In an interview with the Radio Times, Ms Walsh dismissed their protests, saying: “These horses are so well looked after. Better than some children, to be honest with you.
“At the end of the day it would be a lot worse if it had been two jockeys who lost their lives. I think everyone should remember that.”
She added that although she did not want any more accidents “these things happen”.
Animal welfare campaigners have long criticised the Grand National but the protests have intensified in recent years because of an increase in deaths.
Of the nine horses that have died in the past 10 Grand Nationals, four have been in the last two years.
Organisers at Aintree have introduced safety changes this year, such as softening the infamous Becher’s Brook, and have also asked jockeys to slow up before the first fence.
Ms Walsh said: “Any changes that make it safer are a good thing, but I hope they leave it at this and don’t change anything else. I hope to God there are no accidents this year, but these things happen, and they are horses at the end of the day.”

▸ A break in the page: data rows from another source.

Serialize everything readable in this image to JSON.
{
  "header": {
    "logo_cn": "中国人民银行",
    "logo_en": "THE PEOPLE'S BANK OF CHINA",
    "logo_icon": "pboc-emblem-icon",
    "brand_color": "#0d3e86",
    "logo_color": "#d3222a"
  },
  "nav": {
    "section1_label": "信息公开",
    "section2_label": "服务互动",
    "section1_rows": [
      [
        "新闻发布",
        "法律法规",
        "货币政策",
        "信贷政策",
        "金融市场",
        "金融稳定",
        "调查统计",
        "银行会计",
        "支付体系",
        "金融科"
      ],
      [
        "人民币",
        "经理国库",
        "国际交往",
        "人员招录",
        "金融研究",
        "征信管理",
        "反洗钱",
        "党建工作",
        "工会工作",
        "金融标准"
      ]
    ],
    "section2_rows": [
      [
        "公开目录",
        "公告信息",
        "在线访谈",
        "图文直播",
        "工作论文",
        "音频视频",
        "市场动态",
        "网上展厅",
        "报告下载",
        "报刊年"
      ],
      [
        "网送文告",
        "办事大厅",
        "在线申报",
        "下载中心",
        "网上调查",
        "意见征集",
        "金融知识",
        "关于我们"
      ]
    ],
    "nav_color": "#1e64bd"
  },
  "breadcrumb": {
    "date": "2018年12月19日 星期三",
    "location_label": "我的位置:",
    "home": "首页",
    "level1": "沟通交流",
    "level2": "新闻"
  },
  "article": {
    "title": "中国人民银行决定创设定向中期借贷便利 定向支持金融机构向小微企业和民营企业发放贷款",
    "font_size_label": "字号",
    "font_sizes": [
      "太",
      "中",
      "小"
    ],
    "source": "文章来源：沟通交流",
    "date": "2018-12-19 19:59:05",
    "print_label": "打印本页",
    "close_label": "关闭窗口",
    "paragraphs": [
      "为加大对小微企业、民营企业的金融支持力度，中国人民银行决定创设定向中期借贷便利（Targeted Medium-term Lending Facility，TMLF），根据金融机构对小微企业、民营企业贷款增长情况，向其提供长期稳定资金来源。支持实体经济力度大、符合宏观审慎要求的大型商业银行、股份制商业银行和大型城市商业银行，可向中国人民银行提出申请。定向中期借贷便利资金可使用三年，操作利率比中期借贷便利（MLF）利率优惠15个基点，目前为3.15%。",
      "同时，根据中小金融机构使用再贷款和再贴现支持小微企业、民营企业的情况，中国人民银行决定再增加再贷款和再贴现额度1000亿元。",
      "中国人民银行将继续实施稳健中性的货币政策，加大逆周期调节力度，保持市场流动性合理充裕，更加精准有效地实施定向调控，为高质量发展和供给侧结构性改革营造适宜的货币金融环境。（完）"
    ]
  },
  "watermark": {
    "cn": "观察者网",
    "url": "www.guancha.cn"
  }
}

She added: “I don’t mean that in a cruel way, but to see [fellow jockey] John Thomas McNamara get a horrible fall at Cheltenham... for the minute he’s gone from the neck down, and that’s a different deal altogether in my eyes.”
Ms Walsh, the highest-placed woman in the race’s 173-year history, said those complaining about cruelty did not understand horseracing. “Anyone who gets up on Christmas Day and mucks out, loves animals,” she said.
“Sure, it’s a dangerous sport. But every night, all over the world, a lot of horses are left out in fields starving. These horses are so well looked after. Better than some children, to be honest with you.”
Members of the group Animal Aid will parade an ambulance through Liverpool this week showing the injuries sustained to horses, typically broken legs.
The cosmetics retailer Lush will display a large tombstone in the front window of its Leeds branch.
They say the National remains unreasonably dangerous because of the height and angle of the fences, the length of the race and the large number of competitors, 40.